AI Audio/Video File Transcription in Mobile Applications
User uploads 40-minute meeting recording — waits for text. If raw 300 MB MP4 goes to server and JSON comes back in 90 seconds, UX is broken before first word. Task — build pipeline where mobile client doesn't just upload file but participates in prep: slicing, conversion, chunking — and gets results gradually while model still works.
Where Naive Implementation Breaks
Most common mistake — send file whole via standard URLSession.dataTask or OkHttp with default timeouts. On large files this causes NSURLErrorTimedOut (-1001), 413 from server, or OOM on Android from buffering in memory.
Second pitfall — format. Whisper and most cloud providers accept audio/wav, audio/mp3, audio/mp4, audio/ogg, but not all codecs within. .mov with pcm_s16le codec passes, .mov with ac3 gives 400 Bad Request with no explanation. iOS demuxing via AVAssetExportSession with preset AVAssetExportPresetAppleM4A solves 95% of cases. Android — MediaExtractor + MediaCodec for PCM decoding, then MediaMuxer to pack to AAC.

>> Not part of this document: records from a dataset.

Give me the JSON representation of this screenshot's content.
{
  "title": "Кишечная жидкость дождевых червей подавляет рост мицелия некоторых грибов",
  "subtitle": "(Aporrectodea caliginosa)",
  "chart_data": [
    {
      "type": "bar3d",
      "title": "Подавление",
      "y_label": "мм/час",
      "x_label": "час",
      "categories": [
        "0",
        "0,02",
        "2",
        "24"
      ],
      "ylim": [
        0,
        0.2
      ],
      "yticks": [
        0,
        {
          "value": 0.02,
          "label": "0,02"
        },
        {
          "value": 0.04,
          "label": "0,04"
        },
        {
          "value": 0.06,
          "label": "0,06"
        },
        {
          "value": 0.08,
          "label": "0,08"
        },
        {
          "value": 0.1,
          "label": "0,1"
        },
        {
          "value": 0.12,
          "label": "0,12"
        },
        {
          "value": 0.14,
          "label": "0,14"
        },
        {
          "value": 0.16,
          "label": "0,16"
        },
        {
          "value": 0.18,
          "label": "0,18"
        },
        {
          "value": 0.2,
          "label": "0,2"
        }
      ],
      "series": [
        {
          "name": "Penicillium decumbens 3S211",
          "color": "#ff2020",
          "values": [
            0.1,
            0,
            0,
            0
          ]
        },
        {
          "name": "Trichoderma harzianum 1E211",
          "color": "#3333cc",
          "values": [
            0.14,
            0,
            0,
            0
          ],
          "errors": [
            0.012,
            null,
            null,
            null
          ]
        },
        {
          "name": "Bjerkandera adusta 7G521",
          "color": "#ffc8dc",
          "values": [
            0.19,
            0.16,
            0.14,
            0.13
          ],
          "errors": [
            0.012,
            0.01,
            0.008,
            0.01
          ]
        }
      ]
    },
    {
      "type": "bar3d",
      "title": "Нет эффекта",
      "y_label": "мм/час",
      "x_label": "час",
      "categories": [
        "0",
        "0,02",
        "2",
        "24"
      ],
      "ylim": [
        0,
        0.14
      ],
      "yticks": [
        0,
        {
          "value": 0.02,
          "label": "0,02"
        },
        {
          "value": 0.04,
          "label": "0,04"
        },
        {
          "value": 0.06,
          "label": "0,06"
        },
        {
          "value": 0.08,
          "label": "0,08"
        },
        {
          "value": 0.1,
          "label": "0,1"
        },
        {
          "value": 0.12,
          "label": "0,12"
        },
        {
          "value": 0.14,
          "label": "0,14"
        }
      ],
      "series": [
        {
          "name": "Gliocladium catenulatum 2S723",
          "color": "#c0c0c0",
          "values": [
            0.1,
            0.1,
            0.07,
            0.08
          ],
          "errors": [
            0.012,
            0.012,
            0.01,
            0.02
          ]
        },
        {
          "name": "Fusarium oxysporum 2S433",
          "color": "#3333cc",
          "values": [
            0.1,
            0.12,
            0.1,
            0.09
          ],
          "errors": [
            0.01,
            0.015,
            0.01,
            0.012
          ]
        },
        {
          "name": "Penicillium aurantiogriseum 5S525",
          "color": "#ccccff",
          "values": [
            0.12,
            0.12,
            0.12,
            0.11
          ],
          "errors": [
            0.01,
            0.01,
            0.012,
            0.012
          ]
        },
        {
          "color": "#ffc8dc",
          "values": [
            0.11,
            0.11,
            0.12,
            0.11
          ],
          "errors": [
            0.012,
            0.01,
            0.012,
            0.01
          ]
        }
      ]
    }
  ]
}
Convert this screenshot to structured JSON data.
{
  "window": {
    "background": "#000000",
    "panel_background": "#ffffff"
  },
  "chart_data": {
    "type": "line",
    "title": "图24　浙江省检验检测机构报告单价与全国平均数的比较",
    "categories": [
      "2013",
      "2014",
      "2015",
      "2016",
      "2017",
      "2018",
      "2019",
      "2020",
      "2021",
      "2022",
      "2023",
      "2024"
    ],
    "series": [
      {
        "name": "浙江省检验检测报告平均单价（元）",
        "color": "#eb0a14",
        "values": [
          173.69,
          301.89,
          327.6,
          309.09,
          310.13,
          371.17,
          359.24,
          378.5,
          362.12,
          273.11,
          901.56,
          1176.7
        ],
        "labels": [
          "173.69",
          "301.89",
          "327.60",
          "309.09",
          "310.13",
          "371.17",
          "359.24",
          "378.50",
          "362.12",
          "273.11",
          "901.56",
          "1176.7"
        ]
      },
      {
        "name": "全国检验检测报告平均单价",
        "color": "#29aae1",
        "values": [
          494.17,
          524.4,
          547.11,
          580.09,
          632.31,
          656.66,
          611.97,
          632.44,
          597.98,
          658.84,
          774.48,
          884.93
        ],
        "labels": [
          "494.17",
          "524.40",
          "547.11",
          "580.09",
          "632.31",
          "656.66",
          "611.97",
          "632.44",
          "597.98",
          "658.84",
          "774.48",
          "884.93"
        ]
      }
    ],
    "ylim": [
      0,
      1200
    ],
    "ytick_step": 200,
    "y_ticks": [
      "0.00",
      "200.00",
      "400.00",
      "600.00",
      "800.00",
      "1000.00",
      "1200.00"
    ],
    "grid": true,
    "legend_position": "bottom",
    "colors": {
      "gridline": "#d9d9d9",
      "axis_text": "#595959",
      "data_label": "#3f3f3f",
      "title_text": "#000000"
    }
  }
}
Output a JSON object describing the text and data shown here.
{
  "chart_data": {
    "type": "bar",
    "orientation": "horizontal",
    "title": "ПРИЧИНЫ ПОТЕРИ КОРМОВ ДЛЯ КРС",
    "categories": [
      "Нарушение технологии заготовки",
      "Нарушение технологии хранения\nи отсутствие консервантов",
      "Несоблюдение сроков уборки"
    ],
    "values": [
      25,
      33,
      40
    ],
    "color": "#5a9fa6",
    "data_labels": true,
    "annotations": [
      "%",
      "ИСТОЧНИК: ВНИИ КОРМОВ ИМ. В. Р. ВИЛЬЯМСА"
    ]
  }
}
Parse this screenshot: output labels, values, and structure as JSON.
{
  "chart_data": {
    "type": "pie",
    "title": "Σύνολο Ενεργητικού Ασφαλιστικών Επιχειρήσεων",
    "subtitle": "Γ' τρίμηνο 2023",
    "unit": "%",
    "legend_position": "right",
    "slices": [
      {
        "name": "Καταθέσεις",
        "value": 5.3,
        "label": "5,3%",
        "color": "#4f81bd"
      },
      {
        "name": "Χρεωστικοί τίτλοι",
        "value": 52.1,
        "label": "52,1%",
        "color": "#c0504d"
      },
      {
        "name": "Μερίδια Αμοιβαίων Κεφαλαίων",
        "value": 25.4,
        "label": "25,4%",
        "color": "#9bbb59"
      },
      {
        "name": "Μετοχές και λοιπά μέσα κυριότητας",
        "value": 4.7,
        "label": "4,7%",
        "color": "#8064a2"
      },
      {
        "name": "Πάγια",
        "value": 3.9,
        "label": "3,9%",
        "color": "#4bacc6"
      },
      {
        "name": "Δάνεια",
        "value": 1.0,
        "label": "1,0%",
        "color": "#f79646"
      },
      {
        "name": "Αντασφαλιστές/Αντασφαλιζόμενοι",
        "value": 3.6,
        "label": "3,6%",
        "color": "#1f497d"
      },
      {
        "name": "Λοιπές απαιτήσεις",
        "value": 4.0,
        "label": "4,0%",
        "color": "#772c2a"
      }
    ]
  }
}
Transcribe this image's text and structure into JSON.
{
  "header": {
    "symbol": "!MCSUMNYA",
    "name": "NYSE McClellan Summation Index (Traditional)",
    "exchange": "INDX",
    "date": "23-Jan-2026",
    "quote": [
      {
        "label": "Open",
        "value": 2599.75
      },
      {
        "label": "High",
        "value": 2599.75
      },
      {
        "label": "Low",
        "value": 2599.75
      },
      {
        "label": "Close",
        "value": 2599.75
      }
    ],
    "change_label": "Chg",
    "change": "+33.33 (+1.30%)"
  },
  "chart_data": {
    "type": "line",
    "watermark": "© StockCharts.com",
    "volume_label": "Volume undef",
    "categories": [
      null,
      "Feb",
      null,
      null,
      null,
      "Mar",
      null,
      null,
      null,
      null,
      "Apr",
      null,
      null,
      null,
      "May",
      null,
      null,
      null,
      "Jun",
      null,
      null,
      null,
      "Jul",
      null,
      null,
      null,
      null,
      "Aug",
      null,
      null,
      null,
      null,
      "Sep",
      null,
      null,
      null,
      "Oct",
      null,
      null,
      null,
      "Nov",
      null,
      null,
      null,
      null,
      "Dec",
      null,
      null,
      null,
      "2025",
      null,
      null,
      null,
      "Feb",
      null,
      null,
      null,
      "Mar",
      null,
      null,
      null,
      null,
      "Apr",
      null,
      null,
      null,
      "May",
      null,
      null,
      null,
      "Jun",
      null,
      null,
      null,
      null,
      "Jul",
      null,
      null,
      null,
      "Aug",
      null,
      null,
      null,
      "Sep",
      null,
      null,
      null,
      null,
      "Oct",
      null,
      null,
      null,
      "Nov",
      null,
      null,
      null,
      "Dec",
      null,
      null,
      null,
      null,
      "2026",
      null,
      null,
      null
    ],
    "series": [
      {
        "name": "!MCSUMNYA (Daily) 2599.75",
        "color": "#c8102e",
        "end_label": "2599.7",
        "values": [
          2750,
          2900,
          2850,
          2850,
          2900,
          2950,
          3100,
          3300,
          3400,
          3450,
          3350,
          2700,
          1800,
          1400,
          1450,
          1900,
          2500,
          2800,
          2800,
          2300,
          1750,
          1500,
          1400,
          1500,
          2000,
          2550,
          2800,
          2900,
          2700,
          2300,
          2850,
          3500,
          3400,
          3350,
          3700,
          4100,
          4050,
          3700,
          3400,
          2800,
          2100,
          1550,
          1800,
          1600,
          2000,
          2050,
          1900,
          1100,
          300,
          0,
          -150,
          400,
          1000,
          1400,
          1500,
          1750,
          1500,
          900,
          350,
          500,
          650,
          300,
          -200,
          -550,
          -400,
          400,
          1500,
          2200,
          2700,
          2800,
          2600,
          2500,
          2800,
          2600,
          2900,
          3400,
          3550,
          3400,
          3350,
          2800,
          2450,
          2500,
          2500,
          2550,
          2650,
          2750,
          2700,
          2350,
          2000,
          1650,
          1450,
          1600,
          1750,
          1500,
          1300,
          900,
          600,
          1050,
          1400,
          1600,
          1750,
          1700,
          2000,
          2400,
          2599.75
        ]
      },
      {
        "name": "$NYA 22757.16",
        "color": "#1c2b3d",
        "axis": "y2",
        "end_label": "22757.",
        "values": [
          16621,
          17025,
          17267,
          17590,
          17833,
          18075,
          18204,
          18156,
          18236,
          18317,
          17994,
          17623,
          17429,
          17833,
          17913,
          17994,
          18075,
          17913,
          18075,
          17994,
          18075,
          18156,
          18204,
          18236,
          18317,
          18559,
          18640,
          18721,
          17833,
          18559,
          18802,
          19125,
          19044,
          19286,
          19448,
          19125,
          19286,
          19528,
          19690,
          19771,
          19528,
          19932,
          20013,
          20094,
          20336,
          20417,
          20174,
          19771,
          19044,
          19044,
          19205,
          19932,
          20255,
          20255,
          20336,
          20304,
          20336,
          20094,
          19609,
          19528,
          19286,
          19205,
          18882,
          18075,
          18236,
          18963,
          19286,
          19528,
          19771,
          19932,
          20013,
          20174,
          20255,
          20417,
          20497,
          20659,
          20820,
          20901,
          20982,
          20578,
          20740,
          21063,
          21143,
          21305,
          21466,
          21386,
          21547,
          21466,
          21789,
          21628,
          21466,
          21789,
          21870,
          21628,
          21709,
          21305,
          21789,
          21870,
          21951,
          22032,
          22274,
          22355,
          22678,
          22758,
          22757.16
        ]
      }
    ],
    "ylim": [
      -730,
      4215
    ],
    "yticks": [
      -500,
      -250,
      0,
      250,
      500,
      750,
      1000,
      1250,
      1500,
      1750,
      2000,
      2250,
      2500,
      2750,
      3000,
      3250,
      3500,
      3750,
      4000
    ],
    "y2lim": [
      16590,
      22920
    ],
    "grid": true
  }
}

Third problem — chunking by time without accounting for silence. Slicing every 60 seconds exactly, word lands on boundary, transcription splits it. Use VAD (Voice Activity Detection) for slicing by pauses. iOS has AVAudioSession + AVAudioEngine for signal analysis, Flutter — voice_activity_detector package over WebRTC VAD.
How Pipeline Works in Practice
File Preparation on Device
// iOS: Extract audio track from video
let asset = AVURLAsset(url: videoURL)
let exportSession = AVAssetExportSession(asset: asset, presetName: AVAssetExportPresetAppleM4A)!
exportSession.outputFileType = .m4a
exportSession.outputURL = tempAudioURL
await exportSession.export()
After export — split into 25 MB chunks (Whisper API limit) respecting VAD boundaries. Each chunk uploads via URLSession.uploadTask(with:fromFile:) with background config (URLSessionConfiguration.background), so upload continues if app minimized.
Android similarly: WorkManager with CoroutineWorker for background, OkHttp with RequestBody.create from File, not ByteArray — critical for RAM savings on 2 GB devices.
Streaming Results
Instead of polling every N seconds — WebSocket or SSE. If using own backend over Whisper, server streams partial_transcript as chunks process. On client URLSessionWebSocketTask (iOS) or OkHttp WebSocket (Android), adds lines to StateFlow / @Published — UI updates real-time.
For direct Whisper API integration, no streaming — API is synchronous. Split into independent requests and merge on client by chunk index, not response order (network doesn't guarantee order).
Storage and Post-processing
Raw Whisper transcript returns segments with time marks — more valuable than text alone. Store JSON with start, end, text per segment: enables "tap word → rewind audio".
For post-processing — punctuation and diarization (who spoke). Whisper doesn't separate speakers. Separate step needed: pyannote.audio via API or AssemblyAI with speaker_labels: true. Client merges two JSONs by time marks.
Choosing Provider by Task
| Provider | Accuracy (RU) | Streaming | Diarization | File Limit |
|---|---|---|---|---|
| OpenAI Whisper | High | No | No | 25 MB |
| AssemblyAI | Medium | Yes | Yes | 5 GB |
| Deepgram Nova-2 | High | Yes | Yes | No limit |
| Google Speech-to-Text v2 | Medium | Yes | Yes | 1 GB |
| On-device (iOS CoreML) | Medium | No | No | RAM limited |
For Russian, Whisper large-v3 notably wins on informal speech and technical jargon. Deepgram Nova-2 with language: ru — good if real-time needed.
Development Process
Start with audit: file formats, average size, languages, diarization needed, offline requirements. Choose provider and pipeline architecture.
Develop in stages: first basic upload + transcription without optimizations, then add chunking, background upload, UI streaming, post-processing. Each stage — separate branch with functional test on real devices (not simulator — CoreML and MediaCodec behave differently on real hardware).
Timeline from basic Whisper API integration to full pipeline with diarization and background upload — 2 to 6 weeks depending on platform and requirements.